Back a few months ago I had an ongoing dispute on the blog with someone who used the name/pseudonym "Jerry" who, after I described some actions I did on a series I worked on, said that I never got work after that because of my behavior and also, that "the industry has changed".
Now I don't know who Jerry was and he/she wouldn't tell me, so I just stopped posting his/her comments and he/she gradually faded away (I think). But I did get work after that, preferring TV Movies to series and accumulating credits on 17 of them over the course of 14 years, not a bad record at all. And the most recent one will be shown in a month or so.

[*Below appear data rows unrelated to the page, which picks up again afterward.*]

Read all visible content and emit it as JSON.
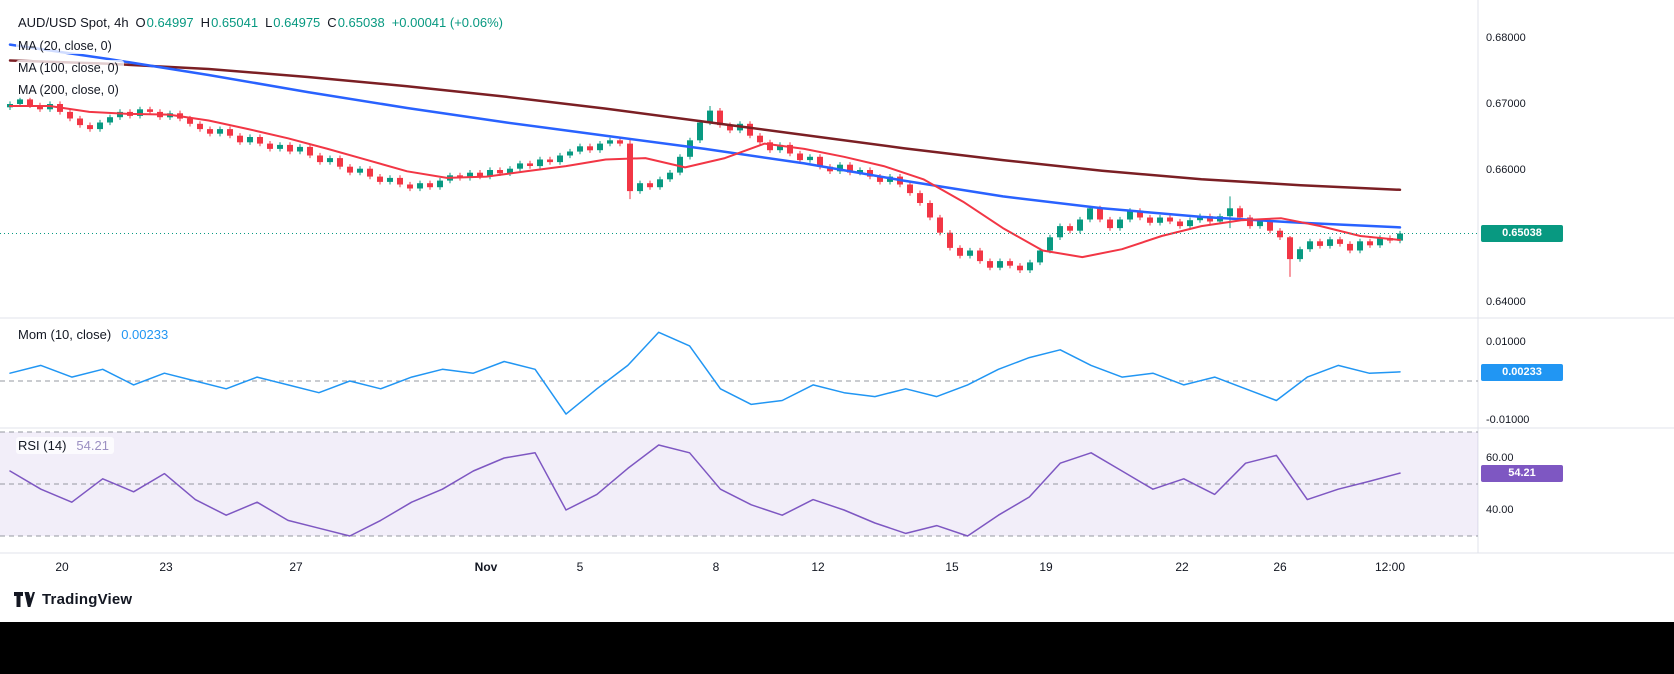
{
  "header": {
    "symbol": "AUD/USD Spot, 4h",
    "ohlc": [
      {
        "label": "O",
        "value": "0.64997"
      },
      {
        "label": "H",
        "value": "0.65041"
      },
      {
        "label": "L",
        "value": "0.64975"
      },
      {
        "label": "C",
        "value": "0.65038"
      }
    ],
    "change": "+0.00041 (+0.06%)",
    "ma_labels": [
      "MA (20, close, 0)",
      "MA (100, close, 0)",
      "MA (200, close, 0)"
    ]
  },
  "panes": {
    "mom": {
      "label": "Mom (10, close)",
      "value": "0.00233",
      "badge": "0.00233"
    },
    "rsi": {
      "label": "RSI (14)",
      "value": "54.21",
      "badge": "54.21"
    }
  },
  "axes": {
    "price": [
      "0.68000",
      "0.67000",
      "0.66000",
      "0.64000"
    ],
    "price_badge": "0.65038",
    "mom": [
      "0.01000",
      "-0.01000"
    ],
    "rsi": [
      "60.00",
      "40.00"
    ],
    "time": [
      "20",
      "23",
      "27",
      "Nov",
      "5",
      "8",
      "12",
      "15",
      "19",
      "22",
      "26",
      "12:00"
    ]
  },
  "footer": {
    "brand": "TradingView"
  },
  "colors": {
    "up": "#089981",
    "down": "#f23645",
    "ma20": "#f23645",
    "ma100": "#2962ff",
    "ma200": "#7b1f24",
    "mom": "#2196f3",
    "rsi": "#7e57c2",
    "rsi_band": "rgba(126,87,194,0.10)",
    "grid_dash": "#9598a1",
    "separator": "#e0e3eb"
  },
  "chart_data": {
    "type": "candlestick",
    "title": "AUD/USD Spot, 4h",
    "interval": "4h",
    "last_price": 0.65038,
    "ohlc_current": {
      "open": 0.64997,
      "high": 0.65041,
      "low": 0.64975,
      "close": 0.65038,
      "change": 0.00041,
      "change_pct": 0.06
    },
    "price_axis_ticks": [
      0.68,
      0.67,
      0.66,
      0.64
    ],
    "x_tick_labels": [
      "20",
      "23",
      "27",
      "Nov",
      "5",
      "8",
      "12",
      "15",
      "19",
      "22",
      "26",
      "12:00"
    ],
    "candles": {
      "first_open": 0.6695,
      "closes": [
        0.67,
        0.6707,
        0.6698,
        0.6692,
        0.67,
        0.6688,
        0.6678,
        0.6668,
        0.6662,
        0.6672,
        0.668,
        0.6688,
        0.6682,
        0.6692,
        0.6688,
        0.668,
        0.6686,
        0.6678,
        0.667,
        0.6662,
        0.6655,
        0.6662,
        0.6652,
        0.6642,
        0.665,
        0.664,
        0.6632,
        0.6638,
        0.6628,
        0.6635,
        0.6622,
        0.6612,
        0.6618,
        0.6605,
        0.6596,
        0.6602,
        0.659,
        0.6582,
        0.6588,
        0.6578,
        0.6572,
        0.658,
        0.6574,
        0.6584,
        0.6592,
        0.6588,
        0.6596,
        0.659,
        0.66,
        0.6595,
        0.6602,
        0.661,
        0.6606,
        0.6616,
        0.6612,
        0.6622,
        0.6628,
        0.6636,
        0.663,
        0.664,
        0.6645,
        0.664,
        0.6568,
        0.658,
        0.6574,
        0.6586,
        0.6596,
        0.662,
        0.6645,
        0.6672,
        0.669,
        0.6668,
        0.666,
        0.667,
        0.6652,
        0.6642,
        0.663,
        0.6638,
        0.6625,
        0.6615,
        0.662,
        0.6605,
        0.6598,
        0.6608,
        0.6596,
        0.66,
        0.659,
        0.6582,
        0.659,
        0.6578,
        0.6565,
        0.655,
        0.6528,
        0.6505,
        0.6482,
        0.647,
        0.6478,
        0.6462,
        0.6452,
        0.6462,
        0.6455,
        0.6448,
        0.646,
        0.6478,
        0.6498,
        0.6515,
        0.6508,
        0.6525,
        0.6542,
        0.6525,
        0.6512,
        0.6525,
        0.6538,
        0.6528,
        0.652,
        0.6528,
        0.6522,
        0.6515,
        0.6524,
        0.653,
        0.6522,
        0.653,
        0.6542,
        0.6528,
        0.6515,
        0.6522,
        0.6508,
        0.6498,
        0.6465,
        0.648,
        0.6492,
        0.6485,
        0.6495,
        0.6488,
        0.6478,
        0.6492,
        0.6486,
        0.6497,
        0.6493,
        0.65038
      ],
      "wick_overrides": {
        "62": [
          0.6648,
          0.6556
        ],
        "70": [
          0.6697,
          0.6668
        ],
        "122": [
          0.656,
          0.6512
        ],
        "128": [
          0.65,
          0.6438
        ]
      }
    },
    "ma20": {
      "name": "MA (20, close, 0)",
      "values": [
        0.6697,
        0.6697,
        0.6688,
        0.6685,
        0.6684,
        0.6675,
        0.6662,
        0.6648,
        0.6632,
        0.6615,
        0.6598,
        0.6588,
        0.659,
        0.6598,
        0.6606,
        0.6616,
        0.6618,
        0.6604,
        0.6618,
        0.664,
        0.6632,
        0.662,
        0.6606,
        0.6586,
        0.6552,
        0.6512,
        0.6478,
        0.6468,
        0.648,
        0.65,
        0.6515,
        0.6524,
        0.6527,
        0.6515,
        0.65,
        0.6494
      ]
    },
    "ma100": {
      "name": "MA (100, close, 0)",
      "values": [
        0.679,
        0.6768,
        0.6744,
        0.6718,
        0.6694,
        0.6672,
        0.6652,
        0.6632,
        0.661,
        0.6584,
        0.656,
        0.6542,
        0.6529,
        0.652,
        0.6513
      ]
    },
    "ma200": {
      "name": "MA (200, close, 0)",
      "values": [
        0.6766,
        0.6761,
        0.6753,
        0.6741,
        0.6727,
        0.6711,
        0.6693,
        0.6673,
        0.6653,
        0.6633,
        0.6615,
        0.6599,
        0.6586,
        0.6577,
        0.657
      ]
    },
    "momentum": {
      "name": "Mom (10, close)",
      "current": 0.00233,
      "axis_ticks": [
        0.01,
        -0.01
      ],
      "values": [
        0.002,
        0.004,
        0.001,
        0.003,
        -0.001,
        0.002,
        0.0,
        -0.002,
        0.001,
        -0.001,
        -0.003,
        0.0,
        -0.002,
        0.001,
        0.003,
        0.002,
        0.005,
        0.003,
        -0.0085,
        -0.002,
        0.004,
        0.0125,
        0.009,
        -0.002,
        -0.006,
        -0.005,
        -0.001,
        -0.003,
        -0.004,
        -0.002,
        -0.004,
        -0.001,
        0.003,
        0.006,
        0.008,
        0.004,
        0.001,
        0.002,
        -0.001,
        0.001,
        -0.002,
        -0.005,
        0.001,
        0.004,
        0.002,
        0.00233
      ]
    },
    "rsi": {
      "name": "RSI (14)",
      "current": 54.21,
      "band_levels": [
        70,
        50,
        30
      ],
      "axis_ticks": [
        60,
        40
      ],
      "values": [
        55,
        48,
        43,
        52,
        47,
        54,
        44,
        38,
        43,
        36,
        33,
        30,
        36,
        43,
        48,
        55,
        60,
        62,
        40,
        46,
        56,
        65,
        62,
        48,
        42,
        38,
        44,
        40,
        35,
        31,
        34,
        30,
        38,
        45,
        58,
        62,
        55,
        48,
        52,
        46,
        58,
        61,
        44,
        48,
        51,
        54.21
      ]
    }
  }
}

Which brings me to The Pat Hobby Stories.
I had heard about the book but never read it. Simply, it's a collection of short stories about a down and out screenwriter in Hollywood who survives by hustling any writing jobs he can get. It's a great collection of stories about writing and what you have to do to survive in a business that rips your heart out some of the time and then praises you for a little bit to give you encouragement, only to be ripped up again.
In other words, it's Hollywood as it's always been.
But the twist here is this; it was written between 1939 and 1940. And it's author was none other than F. Scott Fitzgerald, who, by this time in his life, was Pat Hobby, living from rewrite jobs to whatever he could muster. His successes were behind him, The Great Gatsby would be re-discovered in the 1960's and Fitzgerald died at 44 in the same year.
And while I read the book, a collection of 17 stories, I wasn't surprised to find out something else.
It's the same today.
Nothing has really changed. We have computers, and Netflix and iPhones, but the business remains exactly the same. Exactly. I can only assume that Jerry doesn't know Hollywood history, maybe because he/she is young and full of their self. And that's perfectly normal. I'm not knocking younger writers, hell, I was one once.
There are a lot of movies about screenwriters, Bogart did one, William Holden did one, there are dozens of them out there, many you can still watch. And they all came before "The Player", the film most film students know of. And it was directed by Robert Altman who was 67 at the time.
There's also Day of the Locust, a brilliant film with Donald Sutherland and based on a novel by Nathanael West in 1939 . I read the book and again was surprised by the similarities in the business. Sure, the cars were different but the stories and the lives of the people in it are still here today.
And another great movie from the Coen Brothers Barton Fink, again a period piece about a screenwriter. And even Jeff Bridges was a screenwriter in Hearts of the West.
And there's one thing in common for all of them. The writer is always screwed. There's even a self-help book out called "The Writer Got Screwed (but didn't have to). Honest, there is. I have a copy of it, written by Brook Wharton.
And before you think I'm starting to whine, I'm not, I rarely got shafted but that's mostly because I did have the protection of the Guilds.
And as far as not being hired again I offer this story; I wrote a script called Maiden Voyage, about the takeover of a cruise ship. It was made by by the British Company Granada. They paid me for the script but not the story. I had written the script as a spec, and they should have also paid for the story, as well as the screenplay itself.
They refused to pay.
WGA said they had 5 days to pay.
An exec told my agent this; "this might sour us for using Jim in the future". My agent said he'd pass that information along to me.
They paid up, very upset at me and my agent.
One year later, I met the same exec at a party and he shook my hand and said the movie turned out great and that it was because of my terrific script.
And we would work together again.
Was this the same guy who threatened to make sure I'd never work in this town again?
My agent said the saying is really "you'll never work in this town again... or at least until we need you."
Know this; Hollywood never really changes, it's about the dreammakers and those who finance the dreammakers. It's about breaking in, surviving, falling out and maybe, if you're really persistent and lucky, breaking in again.
Just ask Manoel de Oliveira, the Portuguese film director who continues working at the tender age of 102.